On completion of any site sanded and coated timber floor it’s helpful to check with your flooring contractor and the coating manufacturer’s product information to confirm the following 5 important points:

  • When is it safe to walk across the floor?
  • When is it safe to move furniture onto the floor?
  • When
  • may I cover certain portions of the floor with carpets or rugs?
  • When
  • can I safely begin cleaning the floor with moisture?
  • What
  • should I use to clean my floor?

Most sanders become very familiar with the coating products they use and should be proactive in providing you with the answers to the above questions and suitable cleaning and maintenance care instructions.


The seven main considerations of coatings selection are:

  • Health effects on the premises occupants, pets, visitors, and the person applying the coatings
  • Aesthetic variables, such as the hue impact on various timbers and gloss levels
  • Slip and wear resistance, low or high maintenance requirements, and so forth are examples of functional qualities.
  • Application user friendliness for sanders and finishers, taking into account wet edge time, tannin and application mark resistance, surface quality, pot life, one or two pack mix time, and waste issues, among other things.
  • Cost
  • Productivity when returning to the site to coat the floor.
  • Re-occupancy time refers to how long it will take for the premises to be ready to be re-occupied in terms of occupant health and coating curing.

Coatings can vary significantly across and between classes.

Coating performance varies significantly among coating types, such as waterborne to solventborne polyurethane (PU), oil modified urethane (OMU), sealers, one and two packs (1k and 2k), and so on. Performance can also vary significantly within a coating class, such as fast dry sealers, waterborne one packs, and so on.
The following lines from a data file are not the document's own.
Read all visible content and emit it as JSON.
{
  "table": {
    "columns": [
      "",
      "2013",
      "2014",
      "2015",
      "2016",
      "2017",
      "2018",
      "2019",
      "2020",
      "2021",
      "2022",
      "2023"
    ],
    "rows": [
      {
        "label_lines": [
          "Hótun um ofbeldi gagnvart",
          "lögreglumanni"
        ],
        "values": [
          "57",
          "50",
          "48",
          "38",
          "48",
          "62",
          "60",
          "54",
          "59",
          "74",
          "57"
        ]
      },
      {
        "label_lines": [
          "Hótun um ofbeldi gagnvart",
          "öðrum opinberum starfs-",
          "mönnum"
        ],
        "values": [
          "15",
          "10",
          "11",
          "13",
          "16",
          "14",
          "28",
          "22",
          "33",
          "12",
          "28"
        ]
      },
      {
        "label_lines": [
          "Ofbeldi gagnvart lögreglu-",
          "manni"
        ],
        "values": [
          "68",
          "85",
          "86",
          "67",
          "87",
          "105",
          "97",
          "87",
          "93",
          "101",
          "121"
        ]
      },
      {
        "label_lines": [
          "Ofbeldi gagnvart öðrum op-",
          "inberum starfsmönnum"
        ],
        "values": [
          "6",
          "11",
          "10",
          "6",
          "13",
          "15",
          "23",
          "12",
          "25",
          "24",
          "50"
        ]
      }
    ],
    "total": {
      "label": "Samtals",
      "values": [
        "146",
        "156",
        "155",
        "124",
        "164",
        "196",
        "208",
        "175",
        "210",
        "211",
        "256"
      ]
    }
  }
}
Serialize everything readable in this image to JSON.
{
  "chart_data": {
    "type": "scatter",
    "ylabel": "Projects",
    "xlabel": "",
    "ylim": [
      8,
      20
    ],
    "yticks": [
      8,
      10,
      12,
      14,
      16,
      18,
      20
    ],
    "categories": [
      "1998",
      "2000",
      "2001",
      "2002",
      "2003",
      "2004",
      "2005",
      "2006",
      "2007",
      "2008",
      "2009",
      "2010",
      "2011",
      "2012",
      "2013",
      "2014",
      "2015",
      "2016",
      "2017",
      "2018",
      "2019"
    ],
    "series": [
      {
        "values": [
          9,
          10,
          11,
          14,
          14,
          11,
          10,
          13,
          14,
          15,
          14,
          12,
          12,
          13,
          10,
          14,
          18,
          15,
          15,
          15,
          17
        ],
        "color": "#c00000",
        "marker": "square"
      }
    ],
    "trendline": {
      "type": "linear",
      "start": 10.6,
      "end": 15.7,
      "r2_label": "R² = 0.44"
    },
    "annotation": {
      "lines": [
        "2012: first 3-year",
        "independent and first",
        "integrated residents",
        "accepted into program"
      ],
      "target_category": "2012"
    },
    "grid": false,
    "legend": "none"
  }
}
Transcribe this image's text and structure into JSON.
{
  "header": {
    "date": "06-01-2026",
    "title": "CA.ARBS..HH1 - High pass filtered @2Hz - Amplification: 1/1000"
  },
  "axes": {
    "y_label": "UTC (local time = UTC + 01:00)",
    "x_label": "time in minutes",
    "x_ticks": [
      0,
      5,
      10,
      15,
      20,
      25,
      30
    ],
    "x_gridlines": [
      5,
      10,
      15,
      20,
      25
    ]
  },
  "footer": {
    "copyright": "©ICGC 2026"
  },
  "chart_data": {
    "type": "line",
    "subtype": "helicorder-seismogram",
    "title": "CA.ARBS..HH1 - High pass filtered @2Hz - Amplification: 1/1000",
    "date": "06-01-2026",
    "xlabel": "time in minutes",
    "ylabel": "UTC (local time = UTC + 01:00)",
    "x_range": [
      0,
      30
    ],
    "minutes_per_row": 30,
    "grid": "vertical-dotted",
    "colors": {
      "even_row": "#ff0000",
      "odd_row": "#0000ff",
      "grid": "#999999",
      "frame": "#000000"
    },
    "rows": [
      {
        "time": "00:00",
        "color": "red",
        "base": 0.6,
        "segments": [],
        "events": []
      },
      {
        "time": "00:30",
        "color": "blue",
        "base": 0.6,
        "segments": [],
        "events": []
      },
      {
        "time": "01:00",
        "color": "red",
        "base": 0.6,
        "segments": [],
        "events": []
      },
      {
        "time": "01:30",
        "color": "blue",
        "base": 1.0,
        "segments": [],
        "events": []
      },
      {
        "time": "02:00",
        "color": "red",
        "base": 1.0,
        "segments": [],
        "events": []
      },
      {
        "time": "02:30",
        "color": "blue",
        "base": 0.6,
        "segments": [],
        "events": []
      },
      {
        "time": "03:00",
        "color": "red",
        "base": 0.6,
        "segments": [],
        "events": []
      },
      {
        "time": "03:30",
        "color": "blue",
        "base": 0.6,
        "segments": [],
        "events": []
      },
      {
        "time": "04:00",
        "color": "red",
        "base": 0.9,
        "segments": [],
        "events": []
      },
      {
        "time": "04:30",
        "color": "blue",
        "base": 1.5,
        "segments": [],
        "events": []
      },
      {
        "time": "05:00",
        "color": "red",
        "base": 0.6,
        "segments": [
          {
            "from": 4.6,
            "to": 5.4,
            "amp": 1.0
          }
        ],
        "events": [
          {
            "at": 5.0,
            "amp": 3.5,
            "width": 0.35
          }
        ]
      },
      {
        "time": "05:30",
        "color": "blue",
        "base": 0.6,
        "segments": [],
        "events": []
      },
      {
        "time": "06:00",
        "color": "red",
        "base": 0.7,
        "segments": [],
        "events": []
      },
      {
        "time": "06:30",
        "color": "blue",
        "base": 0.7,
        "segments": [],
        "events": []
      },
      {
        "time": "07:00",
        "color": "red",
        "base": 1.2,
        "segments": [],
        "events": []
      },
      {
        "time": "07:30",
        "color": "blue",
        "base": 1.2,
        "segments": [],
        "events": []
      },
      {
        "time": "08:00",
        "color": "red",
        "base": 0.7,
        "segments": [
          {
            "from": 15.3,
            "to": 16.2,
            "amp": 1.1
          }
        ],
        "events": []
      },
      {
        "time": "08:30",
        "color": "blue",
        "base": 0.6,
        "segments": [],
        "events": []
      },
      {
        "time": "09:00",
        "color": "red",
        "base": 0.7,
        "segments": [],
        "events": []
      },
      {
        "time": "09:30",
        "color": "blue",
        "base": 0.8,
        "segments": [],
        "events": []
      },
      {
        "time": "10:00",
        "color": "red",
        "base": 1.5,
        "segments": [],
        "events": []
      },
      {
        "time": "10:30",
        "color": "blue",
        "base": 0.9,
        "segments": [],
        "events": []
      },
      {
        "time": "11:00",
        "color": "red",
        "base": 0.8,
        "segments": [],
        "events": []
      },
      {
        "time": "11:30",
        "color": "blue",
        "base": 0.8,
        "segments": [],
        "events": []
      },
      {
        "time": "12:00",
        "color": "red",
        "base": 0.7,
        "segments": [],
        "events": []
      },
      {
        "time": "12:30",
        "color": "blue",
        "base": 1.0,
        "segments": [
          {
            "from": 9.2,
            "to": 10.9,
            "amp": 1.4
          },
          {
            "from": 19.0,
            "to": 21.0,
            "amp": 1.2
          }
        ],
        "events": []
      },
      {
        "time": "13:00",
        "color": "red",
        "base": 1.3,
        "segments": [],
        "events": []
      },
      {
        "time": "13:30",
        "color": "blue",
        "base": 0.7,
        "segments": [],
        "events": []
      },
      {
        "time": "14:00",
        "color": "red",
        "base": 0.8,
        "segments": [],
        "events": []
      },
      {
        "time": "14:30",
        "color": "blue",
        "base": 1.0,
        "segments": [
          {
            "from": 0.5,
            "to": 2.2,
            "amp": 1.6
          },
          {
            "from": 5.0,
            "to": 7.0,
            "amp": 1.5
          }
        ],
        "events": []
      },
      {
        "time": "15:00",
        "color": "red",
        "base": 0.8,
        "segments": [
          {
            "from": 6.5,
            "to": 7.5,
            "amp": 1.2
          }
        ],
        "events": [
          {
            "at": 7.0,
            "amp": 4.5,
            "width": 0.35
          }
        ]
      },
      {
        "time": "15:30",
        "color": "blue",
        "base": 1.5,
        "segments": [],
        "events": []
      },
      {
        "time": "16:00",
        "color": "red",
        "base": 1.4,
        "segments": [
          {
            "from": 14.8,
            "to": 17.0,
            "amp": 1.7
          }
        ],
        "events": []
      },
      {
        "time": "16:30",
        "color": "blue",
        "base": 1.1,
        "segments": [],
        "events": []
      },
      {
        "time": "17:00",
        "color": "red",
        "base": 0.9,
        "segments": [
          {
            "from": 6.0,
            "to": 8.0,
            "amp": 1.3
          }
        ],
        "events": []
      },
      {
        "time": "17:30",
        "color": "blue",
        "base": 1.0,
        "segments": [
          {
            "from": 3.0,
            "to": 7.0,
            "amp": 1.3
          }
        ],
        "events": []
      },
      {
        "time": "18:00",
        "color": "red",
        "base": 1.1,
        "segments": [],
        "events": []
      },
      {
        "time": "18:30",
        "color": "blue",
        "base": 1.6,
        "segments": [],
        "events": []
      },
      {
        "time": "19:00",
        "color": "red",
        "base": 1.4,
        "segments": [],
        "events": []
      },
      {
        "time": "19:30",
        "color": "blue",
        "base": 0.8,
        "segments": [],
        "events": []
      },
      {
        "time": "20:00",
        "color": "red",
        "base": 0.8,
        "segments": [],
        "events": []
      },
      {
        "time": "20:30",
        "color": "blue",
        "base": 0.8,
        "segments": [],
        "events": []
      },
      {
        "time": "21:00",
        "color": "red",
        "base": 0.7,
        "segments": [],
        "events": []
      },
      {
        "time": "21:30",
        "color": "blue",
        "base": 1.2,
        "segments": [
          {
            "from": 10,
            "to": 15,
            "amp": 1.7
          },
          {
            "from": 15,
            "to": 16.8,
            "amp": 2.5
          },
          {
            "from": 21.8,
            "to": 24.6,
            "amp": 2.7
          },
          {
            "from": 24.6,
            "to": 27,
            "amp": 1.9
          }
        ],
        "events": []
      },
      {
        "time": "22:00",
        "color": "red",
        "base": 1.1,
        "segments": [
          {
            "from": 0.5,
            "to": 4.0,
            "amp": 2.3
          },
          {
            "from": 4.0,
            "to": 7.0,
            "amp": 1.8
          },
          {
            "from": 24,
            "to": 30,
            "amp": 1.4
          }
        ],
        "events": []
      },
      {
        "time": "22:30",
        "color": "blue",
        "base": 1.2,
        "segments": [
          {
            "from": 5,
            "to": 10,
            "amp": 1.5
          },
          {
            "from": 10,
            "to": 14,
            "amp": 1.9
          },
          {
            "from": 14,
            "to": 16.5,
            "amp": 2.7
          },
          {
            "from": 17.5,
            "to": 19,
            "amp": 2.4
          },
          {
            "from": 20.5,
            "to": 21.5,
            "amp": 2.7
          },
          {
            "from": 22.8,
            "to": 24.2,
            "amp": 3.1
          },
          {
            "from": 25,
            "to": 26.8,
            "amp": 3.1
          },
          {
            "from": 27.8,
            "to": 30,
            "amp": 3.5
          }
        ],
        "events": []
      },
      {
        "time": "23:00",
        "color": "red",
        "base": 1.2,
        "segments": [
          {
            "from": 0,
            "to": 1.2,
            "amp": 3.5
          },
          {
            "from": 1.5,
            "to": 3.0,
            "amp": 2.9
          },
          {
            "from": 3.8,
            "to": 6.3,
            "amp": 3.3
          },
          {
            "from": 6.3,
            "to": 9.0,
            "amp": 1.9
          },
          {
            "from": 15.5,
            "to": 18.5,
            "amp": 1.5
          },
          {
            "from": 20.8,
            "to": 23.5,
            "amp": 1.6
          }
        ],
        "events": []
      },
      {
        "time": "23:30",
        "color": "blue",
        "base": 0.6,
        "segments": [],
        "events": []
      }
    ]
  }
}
Functional performance is typically measured after occupancy and covers variables such as wear resistance, slip resistance, ease of maintenance, edge bonding issues, client health impact, and so on. On-floor performance is related to actual on-the-job performance variables as listed below.Understanding the vagaries of a coating type can assist in ensuring the best outcome of a quality finish and having a satisfied customer.

Factors that can impact the on-floor performance of a coating include:

  • Temperature and humidity of both the room and the floor surface.
  • Tannins and extractables content and kind are features of timber species.
  • The age and storage history of the coating prior to application
  • Premixing before use.
  • The phasing, settling, or floating of additives in the coating
  • Sanding and application tools.
  • Coatings Application Technique

The following information applies to the following coatings classes: solventborne polyurethane one (moisture cured or MC) and two pack, waterborne polyurethane (WBPU) one and two pack, and oil modified urethanes (OMUs). However, with the recent increase in the popularity of hard wax oils, some inclusion has occurred. It is also meant to serve as a reference to help people understand how qualities can vary within a coating class based on the coating's normal properties.